Every time I read this week‘s Torah portion, in which God says to Abraham, “Lech l’cha, get yourself up and go to a land that I will show you,” I think about those ducks. No AAA triptik, no GPS, no ducks. Abraham had only the commandment to get up and go.

His immediate response shows deep faith on Abraham’s part. Was this the first of the many trials with which God would test Abraham? If so, he passed.

My favorite part of the story is that Abraham actually did more than God commanded. The commandment was lech l’cha, a phrase that means much than its usual translation, which is simply go. It literally means “go for/to yourself.”

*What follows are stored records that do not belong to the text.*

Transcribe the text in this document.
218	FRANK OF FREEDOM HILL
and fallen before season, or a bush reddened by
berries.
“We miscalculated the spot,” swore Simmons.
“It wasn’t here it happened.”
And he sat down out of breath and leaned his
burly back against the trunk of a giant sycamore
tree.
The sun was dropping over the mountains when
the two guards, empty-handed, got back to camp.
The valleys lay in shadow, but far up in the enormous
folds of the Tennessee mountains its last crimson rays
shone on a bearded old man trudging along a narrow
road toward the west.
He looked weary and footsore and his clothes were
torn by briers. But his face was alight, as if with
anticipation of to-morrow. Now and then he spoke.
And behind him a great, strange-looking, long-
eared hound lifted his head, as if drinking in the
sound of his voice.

Abraham decided that it didn’t mean just himself. He took his wife Sarah, nephew Lot, and many others along with him. He brought money, possessions, provisions. He didn’t know the route, but he knew he was in for a long journey with an unknown destination, and he knew better than to go alone.

God was OK with that. God didn’t seem to mind that Abraham did it in his own way, in a way that would make him comfortable, give him companionship, and keep him safe. He may have had faith in God, but he also knew that he needed the company of other humans.

He depended on his wife Sarah quite a bit during their journeys, and I sometimes wonder how the Akedah, the near-sacrifice of Isaac on Mt. Moriah, would have turned out if he had brought her along then too.

The Unitarian minister Robert Fulghum famously wrote a list of things he learned in kindergarten, which he believed were important to remember throughout our lifetimes. The very last was this piece of advice: “When you go out into the world, watch out for traffic, hold hands, and stick together.”

It’s good advice. It was true in kindergarten, true for Abraham and Sarah, true for us today. Stick together and take good care of each other, and hold hands.